PdfLoadedDocument loadedDocument = new PdfLoadedDocument("Input.pdf");
//Returns page number and rectangle positions of the text maches.
Dictionary<int, List<System.Drawing.RectangleF>> matchRects = new Dictionary<int, List<System.Drawing.RectangleF>>();
loadedDocument.FindText("document", out matchRects);           
//Close the document.
loadedDocument.Close(true);
Imports Syncfusion.Pdf
Imports Syncfusion.Pdf.Parsing

'Load an existing PDF document. 
Dim loadedDocument As PdfLoadedDocument = New PdfLoadedDocument("Input.pdf")
'Returns page number and rectangle positions of the text maches.
Dim matchRects As Dictionary(Of Integer, List(Of System.Drawing.RectangleF)) = New Dictionary(Of Integer, List(Of System.Drawing.RectangleF))()
loadedDocument.FindText("document", matchRects)
'Close the document.
loadedDocument.Close(True)

You can download a complete working sample from GitHub.

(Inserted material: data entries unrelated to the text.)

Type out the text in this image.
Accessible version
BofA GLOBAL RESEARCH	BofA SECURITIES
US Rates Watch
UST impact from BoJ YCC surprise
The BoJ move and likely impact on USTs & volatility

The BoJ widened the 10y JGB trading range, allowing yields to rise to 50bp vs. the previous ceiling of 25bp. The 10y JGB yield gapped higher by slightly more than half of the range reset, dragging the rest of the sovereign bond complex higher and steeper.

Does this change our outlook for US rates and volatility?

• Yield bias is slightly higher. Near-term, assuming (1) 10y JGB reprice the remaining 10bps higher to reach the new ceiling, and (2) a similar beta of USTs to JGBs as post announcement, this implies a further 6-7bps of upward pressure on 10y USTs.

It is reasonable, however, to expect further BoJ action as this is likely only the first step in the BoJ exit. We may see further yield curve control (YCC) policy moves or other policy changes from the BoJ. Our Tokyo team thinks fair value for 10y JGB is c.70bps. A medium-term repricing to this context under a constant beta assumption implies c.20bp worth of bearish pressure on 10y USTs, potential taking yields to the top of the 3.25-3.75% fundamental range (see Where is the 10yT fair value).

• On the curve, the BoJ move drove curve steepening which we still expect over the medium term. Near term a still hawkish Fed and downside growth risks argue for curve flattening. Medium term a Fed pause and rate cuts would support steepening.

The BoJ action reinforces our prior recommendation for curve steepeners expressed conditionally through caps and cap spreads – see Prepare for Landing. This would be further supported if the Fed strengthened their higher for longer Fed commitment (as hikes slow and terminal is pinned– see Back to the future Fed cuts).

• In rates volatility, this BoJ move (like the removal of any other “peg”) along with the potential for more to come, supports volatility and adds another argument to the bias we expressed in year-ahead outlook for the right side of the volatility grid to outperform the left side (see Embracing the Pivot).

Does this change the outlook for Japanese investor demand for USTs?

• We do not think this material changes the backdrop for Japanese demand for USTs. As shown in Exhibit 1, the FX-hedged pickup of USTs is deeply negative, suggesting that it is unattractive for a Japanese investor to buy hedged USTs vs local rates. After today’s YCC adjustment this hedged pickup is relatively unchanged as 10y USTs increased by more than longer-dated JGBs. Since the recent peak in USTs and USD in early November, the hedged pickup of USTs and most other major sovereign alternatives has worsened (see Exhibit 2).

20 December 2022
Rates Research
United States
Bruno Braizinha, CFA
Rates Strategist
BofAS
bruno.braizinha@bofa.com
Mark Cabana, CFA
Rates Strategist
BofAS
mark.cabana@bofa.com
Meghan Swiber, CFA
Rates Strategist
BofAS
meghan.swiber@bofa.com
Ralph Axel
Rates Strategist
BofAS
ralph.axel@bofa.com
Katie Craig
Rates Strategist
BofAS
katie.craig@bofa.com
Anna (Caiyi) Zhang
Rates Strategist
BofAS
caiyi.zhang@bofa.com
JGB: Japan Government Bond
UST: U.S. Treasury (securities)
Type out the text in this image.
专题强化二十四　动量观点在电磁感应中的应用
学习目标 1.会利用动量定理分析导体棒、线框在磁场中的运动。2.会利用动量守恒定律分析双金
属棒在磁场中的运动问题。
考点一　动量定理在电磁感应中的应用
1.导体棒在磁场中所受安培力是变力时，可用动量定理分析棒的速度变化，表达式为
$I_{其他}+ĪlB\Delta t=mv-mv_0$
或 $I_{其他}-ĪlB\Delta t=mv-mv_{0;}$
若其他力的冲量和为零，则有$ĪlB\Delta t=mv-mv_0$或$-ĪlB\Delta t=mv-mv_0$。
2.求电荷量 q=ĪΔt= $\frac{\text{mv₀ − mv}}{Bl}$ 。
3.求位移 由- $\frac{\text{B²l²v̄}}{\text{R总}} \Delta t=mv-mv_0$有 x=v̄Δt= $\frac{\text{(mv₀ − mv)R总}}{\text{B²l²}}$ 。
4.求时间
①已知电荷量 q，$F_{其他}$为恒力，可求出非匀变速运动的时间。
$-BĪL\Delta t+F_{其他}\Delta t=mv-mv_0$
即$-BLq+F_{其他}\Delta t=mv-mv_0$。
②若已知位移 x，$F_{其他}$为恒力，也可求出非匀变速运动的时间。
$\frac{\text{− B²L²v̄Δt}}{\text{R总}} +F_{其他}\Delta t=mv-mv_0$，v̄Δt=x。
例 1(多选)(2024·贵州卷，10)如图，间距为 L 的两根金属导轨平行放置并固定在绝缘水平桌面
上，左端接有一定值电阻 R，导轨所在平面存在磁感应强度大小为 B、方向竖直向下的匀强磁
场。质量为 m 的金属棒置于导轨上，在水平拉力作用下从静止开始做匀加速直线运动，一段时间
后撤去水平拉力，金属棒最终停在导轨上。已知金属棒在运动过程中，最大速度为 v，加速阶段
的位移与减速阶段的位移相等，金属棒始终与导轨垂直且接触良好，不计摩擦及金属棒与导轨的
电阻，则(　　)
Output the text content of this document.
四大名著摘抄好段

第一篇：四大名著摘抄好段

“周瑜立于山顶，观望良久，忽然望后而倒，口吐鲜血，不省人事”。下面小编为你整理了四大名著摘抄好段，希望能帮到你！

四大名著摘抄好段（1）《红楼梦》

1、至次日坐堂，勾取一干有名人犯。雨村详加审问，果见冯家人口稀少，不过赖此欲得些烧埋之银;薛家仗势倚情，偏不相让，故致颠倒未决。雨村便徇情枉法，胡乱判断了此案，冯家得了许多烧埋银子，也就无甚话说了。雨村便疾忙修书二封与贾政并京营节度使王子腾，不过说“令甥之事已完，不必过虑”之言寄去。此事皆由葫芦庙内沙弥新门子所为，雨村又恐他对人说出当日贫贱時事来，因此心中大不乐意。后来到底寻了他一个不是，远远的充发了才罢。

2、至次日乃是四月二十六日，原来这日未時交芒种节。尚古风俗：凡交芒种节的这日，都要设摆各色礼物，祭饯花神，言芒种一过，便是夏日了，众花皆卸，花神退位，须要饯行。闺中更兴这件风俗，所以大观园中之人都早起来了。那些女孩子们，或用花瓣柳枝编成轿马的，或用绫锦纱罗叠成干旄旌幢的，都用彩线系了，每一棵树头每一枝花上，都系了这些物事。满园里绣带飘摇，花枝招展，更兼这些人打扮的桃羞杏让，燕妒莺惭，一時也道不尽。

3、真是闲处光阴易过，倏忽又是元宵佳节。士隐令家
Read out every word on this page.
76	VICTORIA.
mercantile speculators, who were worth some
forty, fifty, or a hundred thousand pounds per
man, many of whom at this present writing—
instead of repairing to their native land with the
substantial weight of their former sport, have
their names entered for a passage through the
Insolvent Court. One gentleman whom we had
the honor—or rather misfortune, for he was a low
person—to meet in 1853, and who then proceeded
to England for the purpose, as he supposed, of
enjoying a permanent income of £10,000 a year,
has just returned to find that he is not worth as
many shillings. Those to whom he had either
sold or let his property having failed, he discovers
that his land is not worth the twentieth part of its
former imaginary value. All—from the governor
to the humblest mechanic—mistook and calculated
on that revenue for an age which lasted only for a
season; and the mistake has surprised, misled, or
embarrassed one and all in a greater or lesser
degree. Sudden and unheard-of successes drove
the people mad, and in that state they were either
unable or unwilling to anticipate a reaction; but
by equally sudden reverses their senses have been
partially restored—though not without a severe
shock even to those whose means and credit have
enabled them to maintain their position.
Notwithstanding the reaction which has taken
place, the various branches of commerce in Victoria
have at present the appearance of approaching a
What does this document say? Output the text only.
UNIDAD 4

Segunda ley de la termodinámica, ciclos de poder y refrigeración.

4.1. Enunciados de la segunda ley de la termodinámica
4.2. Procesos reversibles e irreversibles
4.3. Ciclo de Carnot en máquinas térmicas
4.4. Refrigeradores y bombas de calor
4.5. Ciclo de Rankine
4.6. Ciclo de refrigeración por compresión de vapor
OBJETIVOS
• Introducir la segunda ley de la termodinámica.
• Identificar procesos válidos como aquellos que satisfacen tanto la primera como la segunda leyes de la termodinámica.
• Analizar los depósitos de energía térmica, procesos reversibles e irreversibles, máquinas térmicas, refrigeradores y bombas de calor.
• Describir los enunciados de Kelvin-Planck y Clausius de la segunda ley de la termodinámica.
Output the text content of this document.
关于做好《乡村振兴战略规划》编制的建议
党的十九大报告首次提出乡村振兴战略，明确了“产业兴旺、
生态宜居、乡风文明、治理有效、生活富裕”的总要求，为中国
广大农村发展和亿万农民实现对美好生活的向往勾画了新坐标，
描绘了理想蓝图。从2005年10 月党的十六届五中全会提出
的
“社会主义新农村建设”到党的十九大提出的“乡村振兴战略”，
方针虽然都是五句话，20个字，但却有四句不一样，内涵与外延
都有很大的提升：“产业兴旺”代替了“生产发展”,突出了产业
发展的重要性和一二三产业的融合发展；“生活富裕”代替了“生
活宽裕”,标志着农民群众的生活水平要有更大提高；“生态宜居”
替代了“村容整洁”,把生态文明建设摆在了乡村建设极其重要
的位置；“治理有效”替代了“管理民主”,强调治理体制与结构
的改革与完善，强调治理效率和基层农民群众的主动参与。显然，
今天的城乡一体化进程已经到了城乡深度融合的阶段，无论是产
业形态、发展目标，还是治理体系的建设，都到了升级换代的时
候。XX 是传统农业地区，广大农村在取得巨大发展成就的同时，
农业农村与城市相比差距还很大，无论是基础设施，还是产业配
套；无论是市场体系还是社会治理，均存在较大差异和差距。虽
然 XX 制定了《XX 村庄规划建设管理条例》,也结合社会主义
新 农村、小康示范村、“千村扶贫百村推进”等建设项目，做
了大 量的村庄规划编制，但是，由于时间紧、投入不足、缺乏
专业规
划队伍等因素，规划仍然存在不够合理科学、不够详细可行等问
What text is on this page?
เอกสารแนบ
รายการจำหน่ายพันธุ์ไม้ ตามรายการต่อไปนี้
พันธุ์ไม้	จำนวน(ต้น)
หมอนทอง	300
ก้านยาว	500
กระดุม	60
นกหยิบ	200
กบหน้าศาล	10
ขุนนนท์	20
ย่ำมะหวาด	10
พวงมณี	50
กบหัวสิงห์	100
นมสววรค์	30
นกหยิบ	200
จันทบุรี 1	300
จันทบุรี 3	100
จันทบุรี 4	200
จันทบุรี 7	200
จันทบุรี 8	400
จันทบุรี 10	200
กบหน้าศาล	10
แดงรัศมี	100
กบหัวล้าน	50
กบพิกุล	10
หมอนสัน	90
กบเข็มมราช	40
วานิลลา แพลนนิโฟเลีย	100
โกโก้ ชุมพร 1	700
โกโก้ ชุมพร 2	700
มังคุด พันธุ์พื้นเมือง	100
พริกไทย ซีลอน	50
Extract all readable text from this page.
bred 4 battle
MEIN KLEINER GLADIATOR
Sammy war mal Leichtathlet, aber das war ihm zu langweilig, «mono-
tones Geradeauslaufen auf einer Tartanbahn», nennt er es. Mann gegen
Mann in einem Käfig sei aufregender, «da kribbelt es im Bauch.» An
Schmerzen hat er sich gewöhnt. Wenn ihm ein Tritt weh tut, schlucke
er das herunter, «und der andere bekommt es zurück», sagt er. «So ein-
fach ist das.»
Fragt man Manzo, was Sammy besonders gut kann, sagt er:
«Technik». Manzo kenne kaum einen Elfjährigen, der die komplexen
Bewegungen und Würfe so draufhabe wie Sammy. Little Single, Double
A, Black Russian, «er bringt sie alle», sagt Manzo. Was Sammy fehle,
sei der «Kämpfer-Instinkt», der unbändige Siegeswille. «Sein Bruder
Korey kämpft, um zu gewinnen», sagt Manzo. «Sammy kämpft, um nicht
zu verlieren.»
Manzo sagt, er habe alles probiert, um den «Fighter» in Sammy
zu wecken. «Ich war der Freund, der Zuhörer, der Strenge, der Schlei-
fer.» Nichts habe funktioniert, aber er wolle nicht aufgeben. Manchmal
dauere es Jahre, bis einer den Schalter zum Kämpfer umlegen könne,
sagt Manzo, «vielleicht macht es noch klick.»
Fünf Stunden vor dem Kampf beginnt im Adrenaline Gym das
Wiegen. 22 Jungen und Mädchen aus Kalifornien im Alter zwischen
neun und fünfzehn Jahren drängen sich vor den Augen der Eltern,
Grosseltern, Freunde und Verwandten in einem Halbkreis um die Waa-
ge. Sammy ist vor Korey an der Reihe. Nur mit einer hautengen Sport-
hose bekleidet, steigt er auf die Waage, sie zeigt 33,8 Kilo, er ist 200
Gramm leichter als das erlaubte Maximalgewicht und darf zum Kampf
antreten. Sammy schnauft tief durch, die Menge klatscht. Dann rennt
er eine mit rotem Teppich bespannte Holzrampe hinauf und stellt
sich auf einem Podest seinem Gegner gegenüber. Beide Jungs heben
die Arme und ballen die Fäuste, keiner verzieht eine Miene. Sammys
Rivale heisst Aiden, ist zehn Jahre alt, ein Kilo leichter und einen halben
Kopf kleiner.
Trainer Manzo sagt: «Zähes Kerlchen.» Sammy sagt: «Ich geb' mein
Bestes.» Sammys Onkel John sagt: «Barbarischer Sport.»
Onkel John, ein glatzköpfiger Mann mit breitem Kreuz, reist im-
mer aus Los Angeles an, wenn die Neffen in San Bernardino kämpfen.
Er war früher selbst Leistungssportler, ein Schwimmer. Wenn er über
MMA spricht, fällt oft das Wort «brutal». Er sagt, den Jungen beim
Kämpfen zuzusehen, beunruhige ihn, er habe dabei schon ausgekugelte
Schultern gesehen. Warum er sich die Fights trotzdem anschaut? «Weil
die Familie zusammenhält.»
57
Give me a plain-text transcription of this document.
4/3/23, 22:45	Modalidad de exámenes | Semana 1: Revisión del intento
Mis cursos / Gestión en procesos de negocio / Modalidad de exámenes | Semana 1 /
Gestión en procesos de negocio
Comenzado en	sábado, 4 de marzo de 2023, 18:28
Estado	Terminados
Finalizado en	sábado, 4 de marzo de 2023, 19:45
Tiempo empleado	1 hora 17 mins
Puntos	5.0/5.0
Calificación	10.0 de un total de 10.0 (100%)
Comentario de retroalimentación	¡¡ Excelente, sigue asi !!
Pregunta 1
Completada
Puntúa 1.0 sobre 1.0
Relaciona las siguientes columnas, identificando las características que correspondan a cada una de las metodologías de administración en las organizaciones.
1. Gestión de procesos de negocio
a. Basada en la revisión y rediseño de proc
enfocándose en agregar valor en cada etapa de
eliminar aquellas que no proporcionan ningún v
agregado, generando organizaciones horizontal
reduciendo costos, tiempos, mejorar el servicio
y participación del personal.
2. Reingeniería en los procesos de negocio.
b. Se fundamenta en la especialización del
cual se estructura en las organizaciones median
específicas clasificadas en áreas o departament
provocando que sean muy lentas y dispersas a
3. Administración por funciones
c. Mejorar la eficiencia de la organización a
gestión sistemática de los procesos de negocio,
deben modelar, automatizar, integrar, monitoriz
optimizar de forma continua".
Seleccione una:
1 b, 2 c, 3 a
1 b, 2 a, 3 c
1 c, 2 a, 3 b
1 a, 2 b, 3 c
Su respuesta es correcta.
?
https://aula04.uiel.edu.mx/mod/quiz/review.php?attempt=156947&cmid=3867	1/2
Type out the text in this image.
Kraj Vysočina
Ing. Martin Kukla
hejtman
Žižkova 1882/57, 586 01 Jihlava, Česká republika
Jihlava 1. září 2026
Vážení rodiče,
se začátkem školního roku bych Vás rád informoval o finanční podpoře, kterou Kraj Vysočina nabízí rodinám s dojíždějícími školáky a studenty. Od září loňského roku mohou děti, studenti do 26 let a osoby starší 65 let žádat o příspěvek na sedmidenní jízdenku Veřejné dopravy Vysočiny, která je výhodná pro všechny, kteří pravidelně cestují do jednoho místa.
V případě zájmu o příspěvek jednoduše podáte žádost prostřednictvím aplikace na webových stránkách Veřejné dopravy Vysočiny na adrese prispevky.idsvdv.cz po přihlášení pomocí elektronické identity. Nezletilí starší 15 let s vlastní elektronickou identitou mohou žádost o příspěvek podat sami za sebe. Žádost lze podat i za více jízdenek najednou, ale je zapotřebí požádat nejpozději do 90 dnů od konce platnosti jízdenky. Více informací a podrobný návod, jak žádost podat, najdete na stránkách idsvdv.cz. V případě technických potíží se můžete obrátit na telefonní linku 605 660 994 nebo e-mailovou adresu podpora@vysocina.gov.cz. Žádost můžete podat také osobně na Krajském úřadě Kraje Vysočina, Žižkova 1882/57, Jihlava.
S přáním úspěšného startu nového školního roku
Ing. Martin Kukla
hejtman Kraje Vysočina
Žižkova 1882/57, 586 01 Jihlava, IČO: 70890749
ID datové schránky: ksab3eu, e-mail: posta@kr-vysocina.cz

FindText Module API Reference

Method	Return Type	Description
FindText(List<string> searchItems, out TextSearchResultCollection searchResult)	bool	Searches for a list of text strings (`searchItems`) across the entire document, storing the results in `searchResult`.
FindText(List<string> searchItems, out TextSearchResultCollection searchResult, bool enableMultiThreading)	bool	Searches for a list of text strings with multi-threading enabled, storing the results in `searchResult`.
FindText(List<string> searchItems, int pageIndex, out List<MatchedItem> searchResults)	bool	Searches for text strings on a specific page (`pageIndex`), returning matches in `searchResults`.
FindText(List<string> searchItems, int pageIndex, TextSearchOptions textSearchOption, out List<MatchedItem> searchResults)	bool	Searches on a specific page with search options, returning matches in `searchResults`.
FindText(List<string> searchItems, TextSearchOptions textSearchOption, out TextSearchResultCollection searchResult)	bool	Searches with custom options, storing results in `searchResult`.
FindText(List<string> searchItems, TextSearchOptions textSearchOption, out TextSearchResultCollection searchResult, bool enableMultiThreading)	bool	Performs a multi-threaded search with options, saving results in `searchResult`.
FindText(List<TextSearchItem> searchItems, out TextSearchResultCollection searchResult)	bool	Searches using `TextSearchItem` objects, storing results in `searchResult`.
FindText(List<TextSearchItem> searchItems, out TextSearchResultCollection searchResult, bool enableMultiThreading)	bool	Performs a multi-threaded search using `TextSearchItem` objects, storing results in `searchResult`.
FindText(List<TextSearchItem> searchItems, int pageIndex, out List<MatchedItem> searchResults)	bool	Searches using `TextSearchItem` on a specific page, returning `MatchedItem` results.
FindText(string text, out Dictionary<int, List<RectangleF>> matchRect)	bool	Finds a text string and returns match rectangles for all pages in `matchRect`.
FindText(string text, int index, out List<RectangleF> matchRect)	bool	Finds a text string on a specific page (`index`), returning rectangles in `matchRect`.